In den folgenden Jahrzehnten wuchs die Zahl der Patienten auf bis zu 31 000 pro Jahr an, und mit ihnen florierte das kulturelle und intellektuelle Leben in Davos. Es kamen Briten, Russen, Franzosen, ganz Europa. Die prominenten Gäste sind Legion, von Arthur Conan Doyle über Robert Louis Stevenson bis Christian Morgenstern und Thomas Mann. Dessen Jahrhundertroman «Der Zauberberg» nimmt wie Kirchners Werk eine Sonderstellung in der «Kunstgeschichte» von Davos ein. Die Ausstellung lässt aber in der Korona der beiden Grossen ebenso Figuren wie Philipp Bauknecht erscheinen, den anderen Expressionisten, der das Davoser Leben und Sterben jedoch so viel dunkler und verzweifelter schilderte als der Meister. Neben Manns «Zauberberg» stossen wir auf einige Hotelromane aus Frauenhand, etwa Beatrice Harradens «Ships That Pass in The Night» von 1893, der später sogar verfilmt wurde.
Auch Albert Einstein sollte – nach dem Ersten Weltkrieg – in Davos sprechen und sogar musizieren. Anlass waren die Davoser Hochschulkurse, die von 1928 bis 1931 stattfanden und ein Versuch waren, in der Davoser Abgeschiedenheit so etwas wie eine neue europäische Intelligenzija zu bilden. Als Höhepunkt galt das Aufeinandertreffen der Grossphilosophen Ernst Cassirer und Martin Heidegger, dem Juden und dem späteren NSDAP-Mitglied. Freundschaftlich soll es gewesen sein, und Heidegger machte anschliessend sogar die Davoser Pisten unsicher.

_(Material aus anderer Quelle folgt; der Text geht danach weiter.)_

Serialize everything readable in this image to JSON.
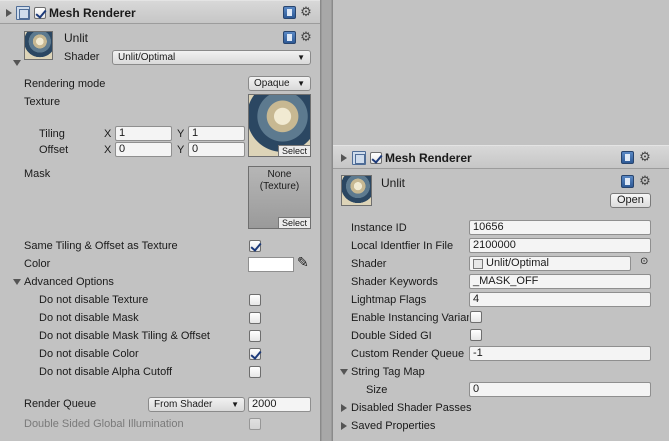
{
  "left": {
    "component": {
      "title": "Mesh Renderer",
      "enabled": true
    },
    "material": {
      "name": "Unlit",
      "shader_label": "Shader",
      "shader_value": "Unlit/Optimal"
    },
    "rendering_mode": {
      "label": "Rendering mode",
      "value": "Opaque"
    },
    "texture": {
      "label": "Texture",
      "select_label": "Select",
      "tiling_label": "Tiling",
      "offset_label": "Offset",
      "x_label": "X",
      "y_label": "Y",
      "tiling_x": "1",
      "tiling_y": "1",
      "offset_x": "0",
      "offset_y": "0"
    },
    "mask": {
      "label": "Mask",
      "none_text": "None\n(Texture)",
      "select_label": "Select"
    },
    "same_tiling": {
      "label": "Same Tiling & Offset as Texture",
      "checked": true
    },
    "color": {
      "label": "Color",
      "value": "#ffffff"
    },
    "advanced": {
      "label": "Advanced Options",
      "options": [
        {
          "label": "Do not disable Texture",
          "checked": false
        },
        {
          "label": "Do not disable Mask",
          "checked": false
        },
        {
          "label": "Do not disable Mask Tiling & Offset",
          "checked": false
        },
        {
          "label": "Do not disable Color",
          "checked": true
        },
        {
          "label": "Do not disable Alpha Cutoff",
          "checked": false
        }
      ]
    },
    "render_queue": {
      "label": "Render Queue",
      "mode": "From Shader",
      "value": "2000"
    },
    "double_sided_gi": {
      "label": "Double Sided Global Illumination",
      "checked": false
    }
  },
  "right": {
    "component": {
      "title": "Mesh Renderer",
      "enabled": true
    },
    "material": {
      "name": "Unlit",
      "open_label": "Open"
    },
    "properties": [
      {
        "label": "Instance ID",
        "value": "10656"
      },
      {
        "label": "Local Identfier In File",
        "value": "2100000"
      },
      {
        "label": "Shader",
        "value": "Unlit/Optimal"
      },
      {
        "label": "Shader Keywords",
        "value": "_MASK_OFF"
      },
      {
        "label": "Lightmap Flags",
        "value": "4"
      },
      {
        "label": "Enable Instancing Variants",
        "checked": false
      },
      {
        "label": "Double Sided GI",
        "checked": false
      },
      {
        "label": "Custom Render Queue",
        "value": "-1"
      }
    ],
    "string_tag_map": {
      "label": "String Tag Map",
      "size_label": "Size",
      "size_value": "0"
    },
    "disabled_passes": {
      "label": "Disabled Shader Passes"
    },
    "saved_properties": {
      "label": "Saved Properties"
    }
  }
}
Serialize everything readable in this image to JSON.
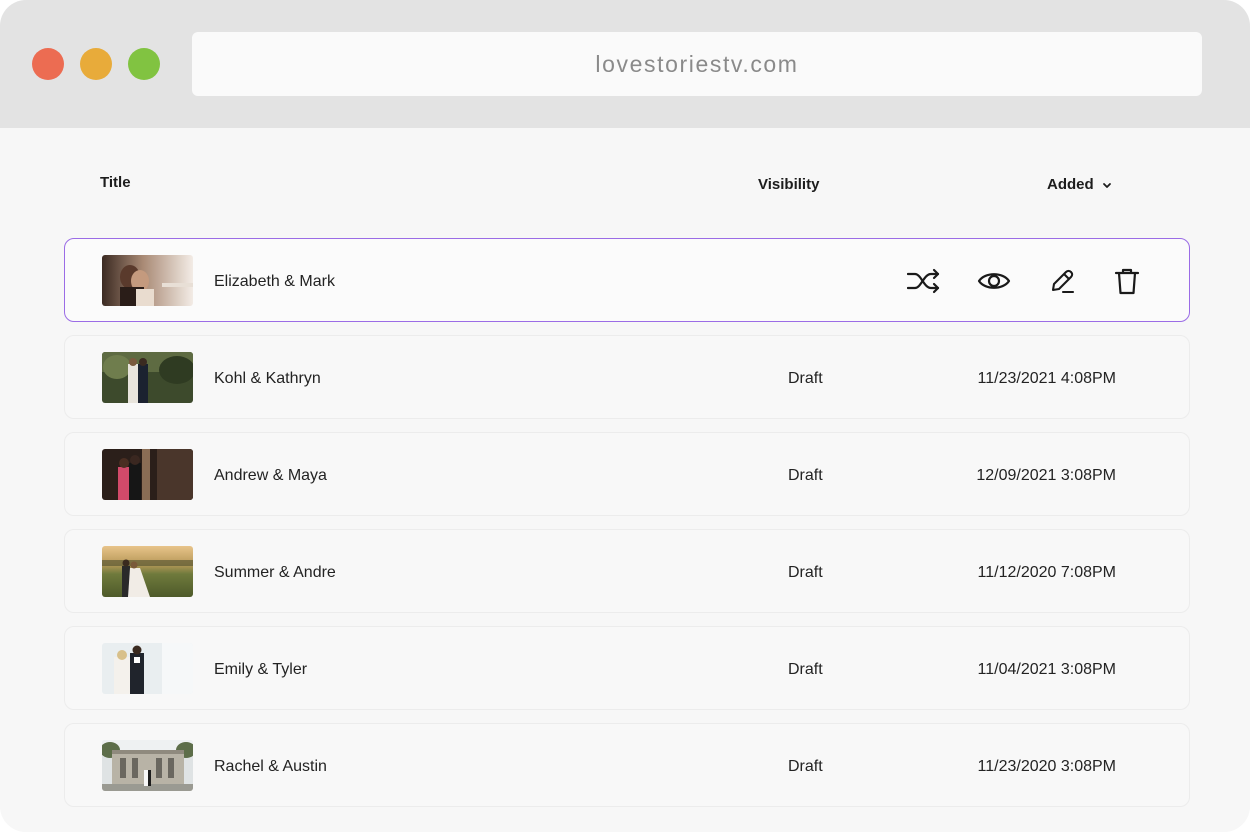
{
  "browser": {
    "url": "lovestoriestv.com"
  },
  "table": {
    "headers": {
      "title": "Title",
      "visibility": "Visibility",
      "added": "Added"
    },
    "rows": [
      {
        "title": "Elizabeth & Mark",
        "visibility": "",
        "added": "",
        "active": true
      },
      {
        "title": "Kohl & Kathryn",
        "visibility": "Draft",
        "added": "11/23/2021 4:08PM"
      },
      {
        "title": "Andrew & Maya",
        "visibility": "Draft",
        "added": "12/09/2021 3:08PM"
      },
      {
        "title": "Summer & Andre",
        "visibility": "Draft",
        "added": "11/12/2020 7:08PM"
      },
      {
        "title": "Emily & Tyler",
        "visibility": "Draft",
        "added": "11/04/2021 3:08PM"
      },
      {
        "title": "Rachel & Austin",
        "visibility": "Draft",
        "added": "11/23/2020 3:08PM"
      }
    ]
  },
  "row_actions": [
    "shuffle-icon",
    "eye-icon",
    "edit-pencil-icon",
    "trash-icon"
  ],
  "colors": {
    "active_border": "#9b6ce6",
    "close": "#ec6c52",
    "minimize": "#e8ab3a",
    "maximize": "#81c341"
  }
}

Bald aber beginnt die dunkle Zeit: Unter Landesgruppenleiter Wilhelm Gustloff wurde Davos zur grössten Nazi-Zelle der Schweiz, und Gustloff durch das Attentat von David Frankfurter 1936 zum Märtyrer für die nationalsozialistische Sache. Wenig später die nächste Katastrophe, Ernst Ludwig Kirchners Suizid, in der Ausstellung sichtbar gemacht durch seine Pistole, die Tatwaffe. Nicht nur für das Einzelschicksal des von Kriegsängsten geplagten Künstlers steht sie, sondern für die Zerstörung, die im dräuenden grossen Krieg folgen sollte. Das Ende des Ausstellungsrundgangs macht nachdenklich, zumal die Parallelen zur heutigen Zeit nicht von der Hand zu weisen sind: eine Krankheit, die nicht in den Griff zu bekommen ist, polarisierte Gesellschaftskreise, neue nationalistische Tendenzen.
Noch sind die deutschen Museen geschlossen, aber sobald ein Besuch möglich ist, sei er angeraten. Im Herbst kommen die Exponate nach Davos, wo sie in den beteiligten Häusern zu sehen sein werden – aber eben nicht wie in Nürnberg in der Gesamtschau. Wer beides nicht schafft: der Katalog lohnt sich.